I’m not going to mince words here, I’ve been suicidal for years and at the end of the day I’ve never thought of taking anyone else with me. If you feel the need to die at some point of old age, great, but return my favor and don’t try and take everyone who wants this stuff with you. Who knows, maybe even you won’t want to die right away when you actually have the option.

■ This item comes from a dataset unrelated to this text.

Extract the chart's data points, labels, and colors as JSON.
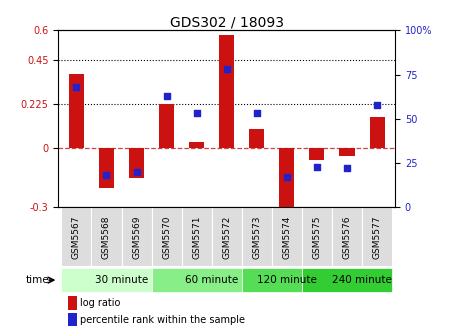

Finally, the sociological issue. I rather thought that a whole lot of what a bunch of very smart people were plying themselves to was to fix the sociology gaps by raising everyone’s standards. If you think that doing that is impossible… you are welcome to your opinion. The rest of us would like to have this option even if it is terribly expensive and hard to get at first. Those are hurdles we can deal with, who knows, maybe you’ll get loans to pay for it and your credit score really will be a life or death matter. Still I’m sure we’ll have lots of scientists working to make it cheaper and plenty of pressure to make it more available to charity organizations. Also, just because we aren’t solving all the worlds problem’s today doesn’t mean it’ll be impossible to in the future, have some hope in your fellow man.

Oh… one last thought on the comments. If the concept is to repair a large amount of the damage aging has done to your cells before they become a pathology, then you won’t have to wait 50 years to get reliable test results. In fact it should be as simple as comparing the cells before and after treatment, and maybe a couple years of observation to ensure that the cells are sustaining damage at the same rate as before the therapy.

My personal note on the talk, even if he is being optimistic on the time frame, I am still young enough to probably be in the group to benefit from this research. Kind of makes me wish I had money to help fund it.